Virginie Viard, celebre stilista francese, ha arricchito la sua ultima sfilata per Chanel con la collaborazione di eccellenti artisti del panorama musicale e cinematografico americano che hanno preso parte alla creazione di un cortometraggio, pubblicato in concomitanza con la nuova collezione.
Annunciato dalla maison francese con un indizio pubblicato sul proprio profilo Instagram, il filmato s’intitola The Button ed è stato scritto e diretto da Dave Free, accompagnato dalla colonna sonora del rapper Kendrick Lamar. Si tratta di un racconto bizzarro che ruota attorno al concetto di “tempo e trasmissione” e vede la partecipazione di tre importanti donne del mondo dello spettacolo: la protagonista Margaret Qualley, nonché ambasciatrice di Chanel, la modella Naomi Campbell e Anna Mouglalis, anch’essa ambasciatrice del prestigioso marchio di moda.
La trama si sviluppa attorno alla talentuosa Margaret Qualley, la quale riceve una magnifica giacca Chanel immacolata in ogni dettaglio, tranne che per un bottone mancante nel polsino. La donna improvvisa un viaggio a Parigi nella speranza che la leggendaria Coco Chanel in persona la possa assistere nella ricerca della perfezione, sistemandole l’indumento. Una volta ammessa alla sua presenza, la misteriosa sarta interpretata dalla Mouglalis ripristina il bottone mancante, ma incoraggia Margaret a trovare “la bellezza nell’imperfezione del tempo”.
Girato in bianco e nero, il cortometraggio presenta un ritmo lento e suggestivo. In questo contesto, la colonna sonora di Kendrick Lamar è elemento essenziale per enfatizzare l’atmosfera del filmato e il messaggio che intende trasmettere allo spettatore.
Nell’intervista concessa a Vogue, il rapper riflette sul concetto di bellezza legato all’esistenza, sottolineando il carattere dualistico della civiltà e della gloria:
Per me la bellezza è lo yin e lo yang della civiltà e della gloria. Se guardo la mia vita personale, o quella delle persone intorno a me, sono sempre incuriosito da come sono finiti in una determinata situazione, e da come ne sono usciti. Questa è la bellezza, questa è l’imperfezione: nessuno ha una vita perfetta e non esistono storie perfette. Se mi dici che sei passato da A a B in cinque minuti o in cinque anni, non mi interessa. Voglio sapere cosa è stato doloroso, voglio sapere cosa ti ha fatto evolvere come persona, come essere umano, cosa hai passato, perché posso imparare dalla tua esperienza e trasmetterla anche alla generazione successiva
Kendrick Lamar
Lamar parla anche della canzone inedita scritta per il cortometraggio, sottolineando che l’ha composta in un momento delicato della sua vita. Esprime l’importanza di apprezzare la sensazione di essere vivo e di riconoscere la pace definitiva nella propria esistenza, condividendo il suo processo creativo e sottolineando come la canzone rifletta il suo vissuto, aprendo la porta a una connessione più profonda con gli spettatori.

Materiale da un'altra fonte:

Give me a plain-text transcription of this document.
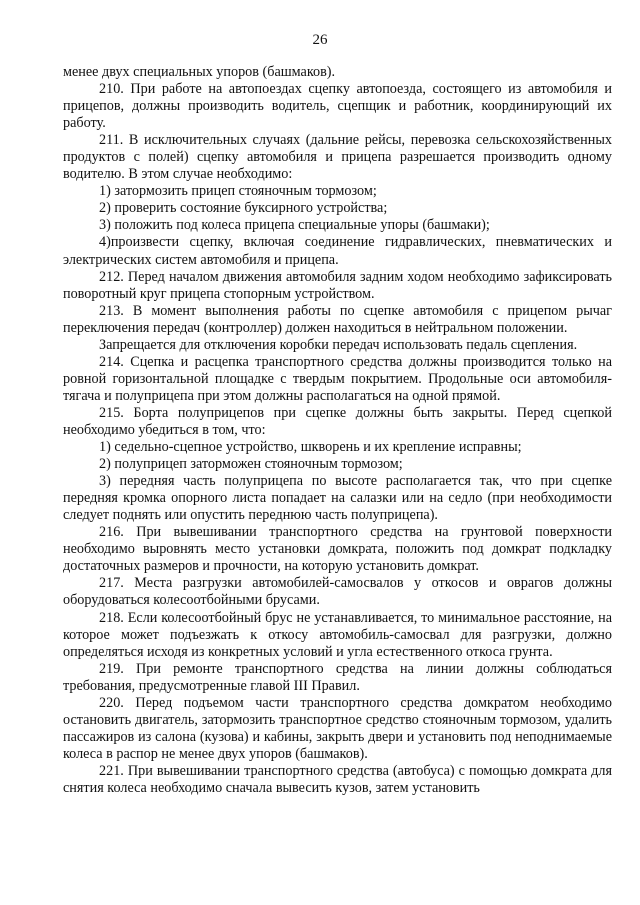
26

менее двух специальных упоров (башмаков).

210. При работе на автопоездах сцепку автопоезда, состоящего из автомобиля и прицепов, должны производить водитель, сцепщик и работник, координирующий их работу.

211. В исключительных случаях (дальние рейсы, перевозка сельскохозяйственных продуктов с полей) сцепку автомобиля и прицепа разрешается производить одному водителю. В этом случае необходимо:

1) затормозить прицеп стояночным тормозом;

2) проверить состояние буксирного устройства;

3) положить под колеса прицепа специальные упоры (башмаки);

4)произвести сцепку, включая соединение гидравлических, пневматических и электрических систем автомобиля и прицепа.

212. Перед началом движения автомобиля задним ходом необходимо зафиксировать поворотный круг прицепа стопорным устройством.

213. В момент выполнения работы по сцепке автомобиля с прицепом рычаг переключения передач (контроллер) должен находиться в нейтральном положении.

Запрещается для отключения коробки передач использовать педаль сцепления.

214. Сцепка и расцепка транспортного средства должны производится только на ровной горизонтальной площадке с твердым покрытием. Продольные оси автомобиля-тягача и полуприцепа при этом должны располагаться на одной прямой.

215. Борта полуприцепов при сцепке должны быть закрыты. Перед сцепкой необходимо убедиться в том, что:

1) седельно-сцепное устройство, шкворень и их крепление исправны;

2) полуприцеп заторможен стояночным тормозом;

3) передняя часть полуприцепа по высоте располагается так, что при сцепке передняя кромка опорного листа попадает на салазки или на седло (при необходимости следует поднять или опустить переднюю часть полуприцепа).

216. При вывешивании транспортного средства на грунтовой поверхности необходимо выровнять место установки домкрата, положить под домкрат подкладку достаточных размеров и прочности, на которую установить домкрат.

217. Места разгрузки автомобилей-самосвалов у откосов и оврагов должны оборудоваться колесоотбойными брусами.

218. Если колесоотбойный брус не устанавливается, то минимальное расстояние, на которое может подъезжать к откосу автомобиль-самосвал для разгрузки, должно определяться исходя из конкретных условий и угла естественного откоса грунта.

219. При ремонте транспортного средства на линии должны соблюдаться требования, предусмотренные главой III Правил.

220. Перед подъемом части транспортного средства домкратом необходимо остановить двигатель, затормозить транспортное средство стояночным тормозом, удалить пассажиров из салона (кузова) и кабины, закрыть двери и установить под неподнимаемые колеса в распор не менее двух упоров (башмаков).

221. При вывешивании транспортного средства (автобуса) с помощью домкрата для снятия колеса необходимо сначала вывесить кузов, затем установить
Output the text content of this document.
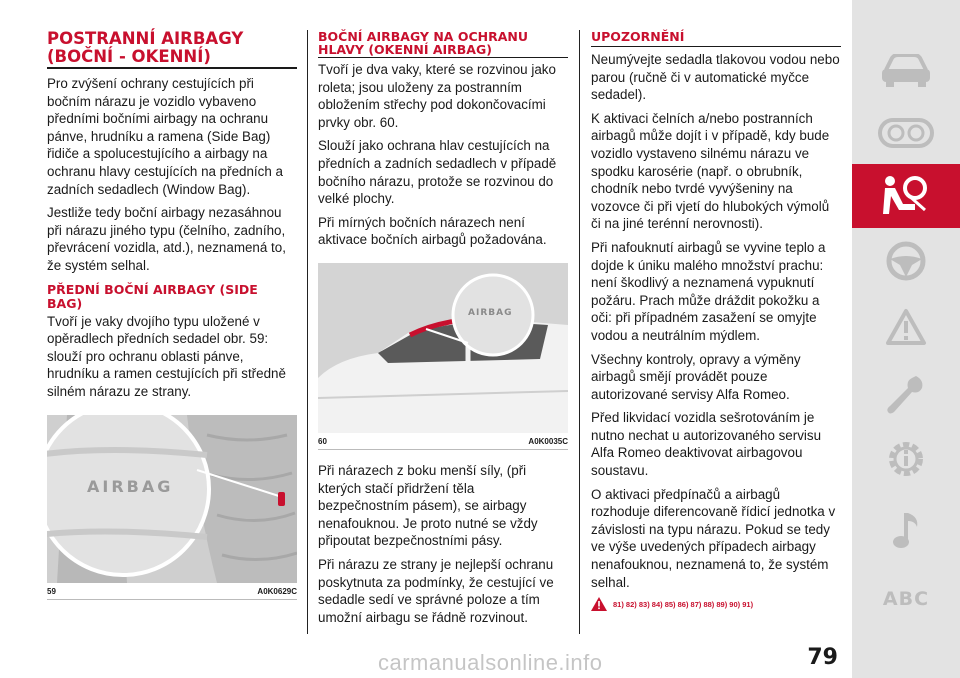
POSTRANNÍ AIRBAGY (BOČNÍ - OKENNÍ)

Pro zvýšení ochrany cestujících při bočním nárazu je vozidlo vybaveno předními bočními airbagy na ochranu pánve, hrudníku a ramena (Side Bag) řidiče a spolucestujícího a airbagy na ochranu hlavy cestujících na předních a zadních sedadlech (Window Bag).

Jestliže tedy boční airbagy nezasáhnou při nárazu jiného typu (čelního, zadního, převrácení vozidla, atd.), neznamená to, že systém selhal.

PŘEDNÍ BOČNÍ AIRBAGY (SIDE BAG)

Tvoří je vaky dvojího typu uložené v opěradlech předních sedadel obr. 59: slouží pro ochranu oblasti pánve, hrudníku a ramen cestujících při středně silném nárazu ze strany.

AIRBAG
59	A0K0629C
BOČNÍ AIRBAGY NA OCHRANU HLAVY (OKENNÍ AIRBAG)

Tvoří je dva vaky, které se rozvinou jako roleta; jsou uloženy za postranním obložením střechy pod dokončovacími prvky obr. 60.

Slouží jako ochrana hlav cestujících na předních a zadních sedadlech v případě bočního nárazu, protože se rozvinou do velké plochy.

Při mírných bočních nárazech není aktivace bočních airbagů požadována.

AIRBAG
60	A0K0035C

Při nárazech z boku menší síly, (při kterých stačí přidržení těla bezpečnostním pásem), se airbagy nenafouknou. Je proto nutné se vždy připoutat bezpečnostními pásy.

Při nárazu ze strany je nejlepší ochranu poskytnuta za podmínky, že cestující ve sedadle sedí ve správné poloze a tím umožní airbagu se řádně rozvinout.

UPOZORNĚNÍ

Neumývejte sedadla tlakovou vodou nebo parou (ručně či v automatické myčce sedadel).

K aktivaci čelních a/nebo postranních airbagů může dojít i v případě, kdy bude vozidlo vystaveno silnému nárazu ve spodku karosérie (např. o obrubník, chodník nebo tvrdé vyvýšeniny na vozovce či při vjetí do hlubokých výmolů či na jiné terénní nerovnosti).

Při nafouknutí airbagů se vyvine teplo a dojde k úniku malého množství prachu: není škodlivý a neznamená vypuknutí požáru. Prach může dráždit pokožku a oči: při případném zasažení se omyjte vodou a neutrálním mýdlem.

Všechny kontroly, opravy a výměny airbagů smějí provádět pouze autorizované servisy Alfa Romeo.

Před likvidací vozidla sešrotováním je nutno nechat u autorizovaného servisu Alfa Romeo deaktivovat airbagovou soustavu.

O aktivaci předpínačů a airbagů rozhoduje diferencovaně řídicí jednotka v závislosti na typu nárazu. Pokud se tedy ve výše uvedených případech airbagy nenafouknou, neznamená to, že systém selhal.

81) 82) 83) 84) 85) 86) 87) 88) 89) 90) 91)	ABC
79
carmanualsonline.info
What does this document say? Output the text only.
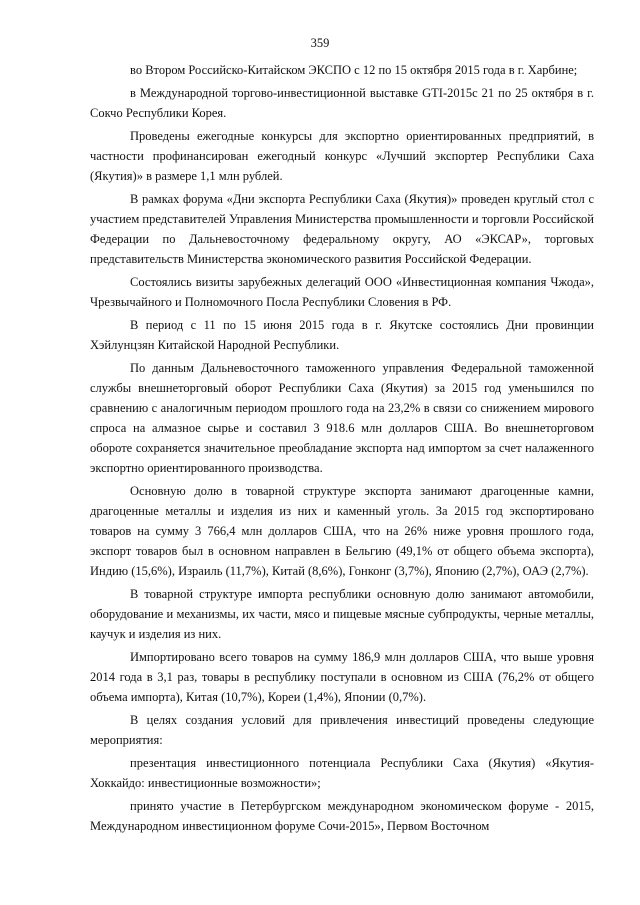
359

во Втором Российско-Китайском ЭКСПО с 12 по 15 октября 2015 года в г. Харбине;

в Международной торгово-инвестиционной выставке GTI-2015с 21 по 25 октября в г. Сокчо Республики Корея.

Проведены ежегодные конкурсы для экспортно ориентированных предприятий, в частности профинансирован ежегодный конкурс «Лучший экспортер Республики Саха (Якутия)» в размере 1,1 млн рублей.

В рамках форума «Дни экспорта Республики Саха (Якутия)» проведен круглый стол с участием представителей Управления Министерства промышленности и торговли Российской Федерации по Дальневосточному федеральному округу, АО «ЭКСАР», торговых представительств Министерства экономического развития Российской Федерации.

Состоялись визиты зарубежных делегаций ООО «Инвестиционная компания Чжода», Чрезвычайного и Полномочного Посла Республики Словения в РФ.

В период с 11 по 15 июня 2015 года в г. Якутске состоялись Дни провинции Хэйлунцзян Китайской Народной Республики.

По данным Дальневосточного таможенного управления Федеральной таможенной службы внешнеторговый оборот Республики Саха (Якутия) за 2015 год уменьшился по сравнению с аналогичным периодом прошлого года на 23,2% в связи со снижением мирового спроса на алмазное сырье и составил 3 918.6 млн долларов США. Во внешнеторговом обороте сохраняется значительное преобладание экспорта над импортом за счет налаженного экспортно ориентированного производства.

Основную долю в товарной структуре экспорта занимают драгоценные камни, драгоценные металлы и изделия из них и каменный уголь. За 2015 год экспортировано товаров на сумму 3 766,4 млн долларов США, что на 26% ниже уровня прошлого года, экспорт товаров был в основном направлен в Бельгию (49,1% от общего объема экспорта), Индию (15,6%), Израиль (11,7%), Китай (8,6%), Гонконг (3,7%), Японию (2,7%), ОАЭ (2,7%).

В товарной структуре импорта республики основную долю занимают автомобили, оборудование и механизмы, их части, мясо и пищевые мясные субпродукты, черные металлы, каучук и изделия из них.

Импортировано всего товаров на сумму 186,9 млн долларов США, что выше уровня 2014 года в 3,1 раз, товары в республику поступали в основном из США (76,2% от общего объема импорта), Китая (10,7%), Кореи (1,4%), Японии (0,7%).

В целях создания условий для привлечения инвестиций проведены следующие мероприятия:

презентация инвестиционного потенциала Республики Саха (Якутия) «Якутия-Хоккайдо: инвестиционные возможности»;

принято участие в Петербургском международном экономическом форуме - 2015, Международном инвестиционном форуме Сочи-2015», Первом Восточном
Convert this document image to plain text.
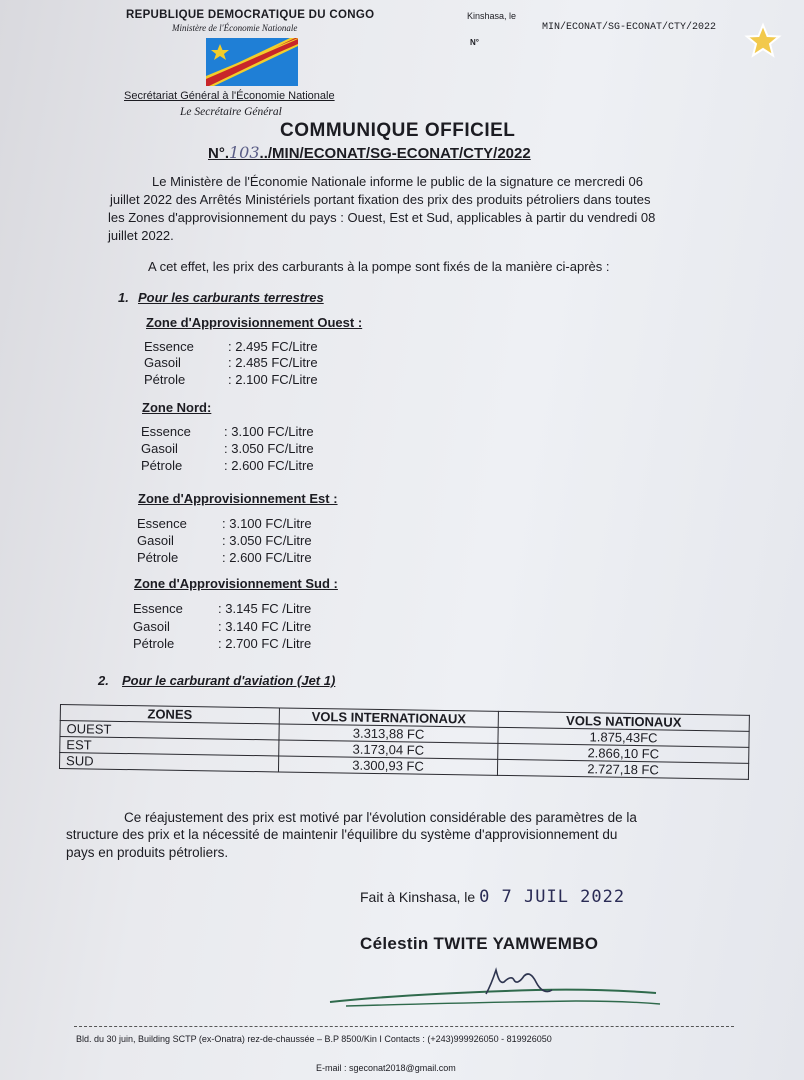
REPUBLIQUE DEMOCRATIQUE DU CONGO
Ministère de l'Économie Nationale
Secrétariat Général à l'Économie Nationale
Le Secrétaire Général
Kinshasa, le
N°
MIN/ECONAT/SG-ECONAT/CTY/2022
COMMUNIQUE OFFICIEL
N°.103../MIN/ECONAT/SG-ECONAT/CTY/2022
Le Ministère de l'Économie Nationale informe le public de la signature ce mercredi 06
juillet 2022 des Arrêtés Ministériels portant fixation des prix des produits pétroliers dans toutes
les Zones d'approvisionnement du pays : Ouest, Est et Sud, applicables à partir du vendredi 08
juillet 2022.
A cet effet, les prix des carburants à la pompe sont fixés de la manière ci-après :
1. Pour les carburants terrestres
Zone d'Approvisionnement Ouest :
Essence	: 2.495 FC/Litre
Gasoil	: 2.485 FC/Litre
Pétrole	: 2.100 FC/Litre
Zone Nord:
Essence	: 3.100 FC/Litre
Gasoil	: 3.050 FC/Litre
Pétrole	: 2.600 FC/Litre
Zone d'Approvisionnement Est :
Essence	: 3.100 FC/Litre
Gasoil	: 3.050 FC/Litre
Pétrole	: 2.600 FC/Litre
Zone d'Approvisionnement Sud :
Essence	: 3.145 FC /Litre
Gasoil	: 3.140 FC /Litre
Pétrole	: 2.700 FC /Litre
2. Pour le carburant d'aviation (Jet 1)
ZONES	VOLS INTERNATIONAUX	VOLS NATIONAUX
OUEST	3.313,88 FC	1.875,43FC
EST	3.173,04 FC	2.866,10 FC
SUD	3.300,93 FC	2.727,18 FC
Ce réajustement des prix est motivé par l'évolution considérable des paramètres de la
structure des prix et la nécessité de maintenir l'équilibre du système d'approvisionnement du
pays en produits pétroliers.
Fait à Kinshasa, le 0 7 JUIL 2022
Célestin TWITE YAMWEMBO
Bld. du 30 juin, Building SCTP (ex-Onatra) rez-de-chaussée – B.P 8500/Kin I Contacts : (+243)999926050 - 819926050
E-mail : sgeconat2018@gmail.com
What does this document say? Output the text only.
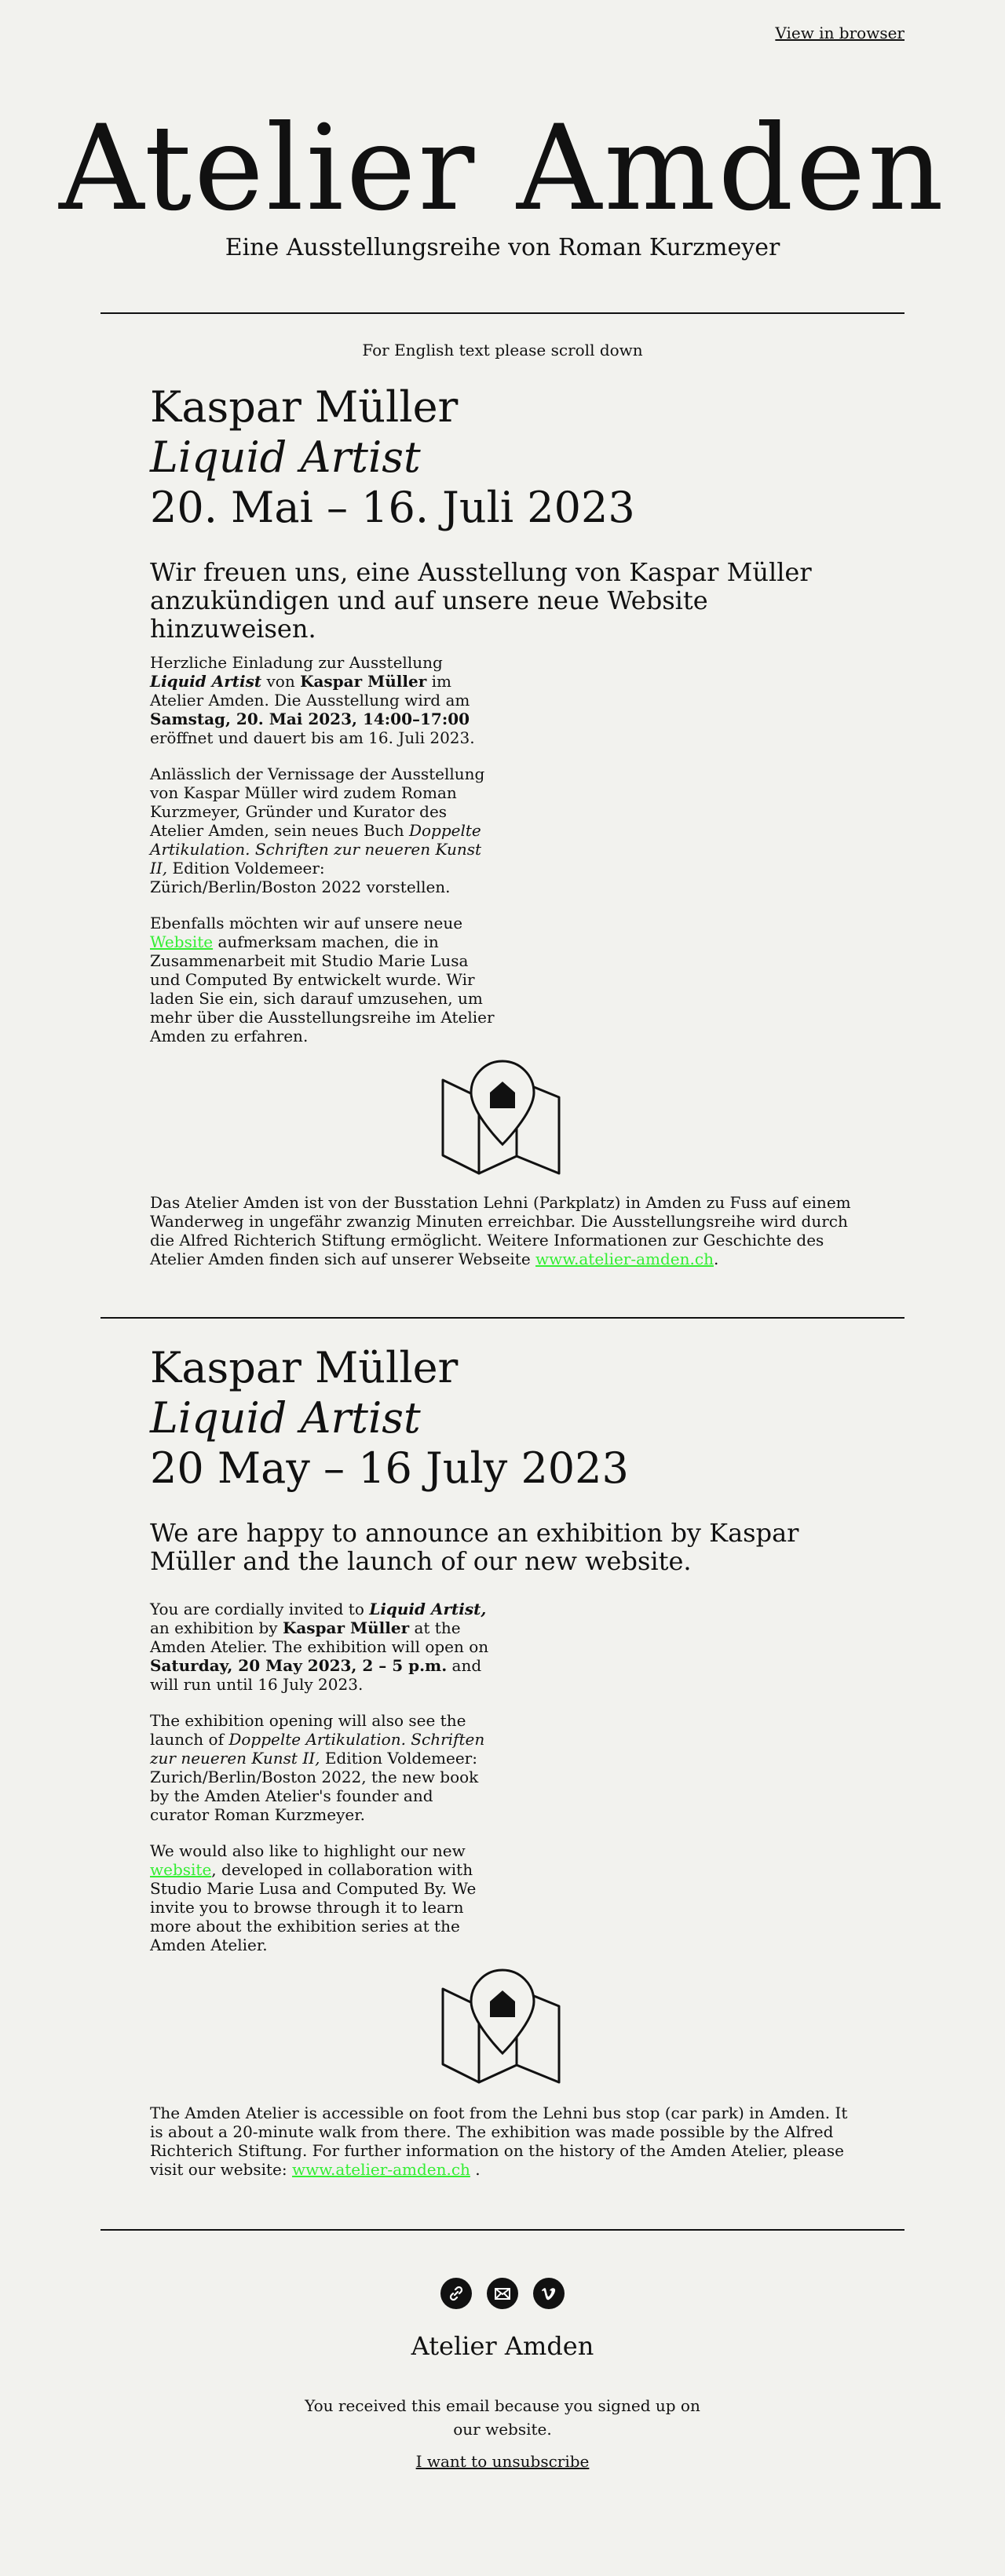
View in browser
Atelier Amden
Eine Ausstellungsreihe von Roman Kurzmeyer
For English text please scroll down
Kaspar Müller
Liquid Artist
20. Mai – 16. Juli 2023
Wir freuen uns, eine Ausstellung von Kaspar Müller anzukündigen und auf unsere neue Website hinzuweisen.

Herzliche Einladung zur Ausstellung Liquid Artist von Kaspar Müller im Atelier Amden. Die Ausstellung wird am Samstag, 20. Mai 2023, 14:00–17:00 eröffnet und dauert bis am 16. Juli 2023.

Anlässlich der Vernissage der Ausstellung von Kaspar Müller wird zudem Roman Kurzmeyer, Gründer und Kurator des Atelier Amden, sein neues Buch Doppelte Artikulation. Schriften zur neueren Kunst II, Edition Voldemeer: Zürich/Berlin/Boston 2022 vorstellen.

Ebenfalls möchten wir auf unsere neue Website aufmerksam machen, die in Zusammenarbeit mit Studio Marie Lusa und Computed By entwickelt wurde. Wir laden Sie ein, sich darauf umzusehen, um mehr über die Ausstellungsreihe im Atelier Amden zu erfahren.

Das Atelier Amden ist von der Busstation Lehni (Parkplatz) in Amden zu Fuss auf einem Wanderweg in ungefähr zwanzig Minuten erreichbar. Die Ausstellungsreihe wird durch die Alfred Richterich Stiftung ermöglicht. Weitere Informationen zur Geschichte des Atelier Amden finden sich auf unserer Webseite www.atelier-amden.ch.
Kaspar Müller
Liquid Artist
20 May – 16 July 2023
We are happy to announce an exhibition by Kaspar Müller and the launch of our new website.

You are cordially invited to Liquid Artist, an exhibition by Kaspar Müller at the Amden Atelier. The exhibition will open on Saturday, 20 May 2023, 2 – 5 p.m. and will run until 16 July 2023.

The exhibition opening will also see the launch of Doppelte Artikulation. Schriften zur neueren Kunst II, Edition Voldemeer: Zurich/Berlin/Boston 2022, the new book by the Amden Atelier's founder and curator Roman Kurzmeyer.

We would also like to highlight our new website, developed in collaboration with Studio Marie Lusa and Computed By. We invite you to browse through it to learn more about the exhibition series at the Amden Atelier.

The Amden Atelier is accessible on foot from the Lehni bus stop (car park) in Amden. It is about a 20-minute walk from there. The exhibition was made possible by the Alfred Richterich Stiftung. For further information on the history of the Amden Atelier, please visit our website: www.atelier-amden.ch .

Atelier Amden
You received this email because you signed up on our website.
I want to unsubscribe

Ho scritto questa canzone mentre stavo attraversando un momento molto delicato della mia vita in cui non sapevo ciò che provavo. Ci sono giorni in cui ti svegli la mattina e dici che semplicemente non stai bene, giusto? Ma senti qualcosa, e dovevo capirlo…finché sento qualcosa che mi faccia apprezzare la sensazione di essere vivo, va bene. Credo davvero che vivere e sapere di vivere ed essere presente a se stessi, sia il dono supremo, ed è importante sforzarsi di riconoscere ogni giorno fuori di noi stessi, dal punto di vista dell’anima, che siamo in un corpo fisico. Ed è fondamentale dedicare ogni giorno a capire che è la pace definitiva. Se mi guardo indietro, con il senno di poi, è stato un periodo stressante, ma ora devo dire che almeno ho potuto vivere quel momento, sperimentare come mi sentivo, sperimentarne il peso, la preoccupazione, la tensione mentale. È solo un altro trampolino di lancio verso quello che sono, e credo che sia qualcosa in cui le persone possano identificarsi. La sua stesura è andata di pari passo con il corto
Kendrick Lamar
Di recente il rapper Premio Pulizer ha fatto parlare di sé per il lancio di Light Phone II, un device telefonico minimalista pensato “per essere usato il meno possibile”.
Dello scorso anno invece la sua seconda esibizione italiana presso l’Arena di Verona, a distanza di un anno dallo show come headliner al Milano Summer Festival 2022. A supporto, sempre Mr. Morale & The Big Steppers, l’ultimo album sulla lunga distanza di cui su queste pagine trovate la recensione.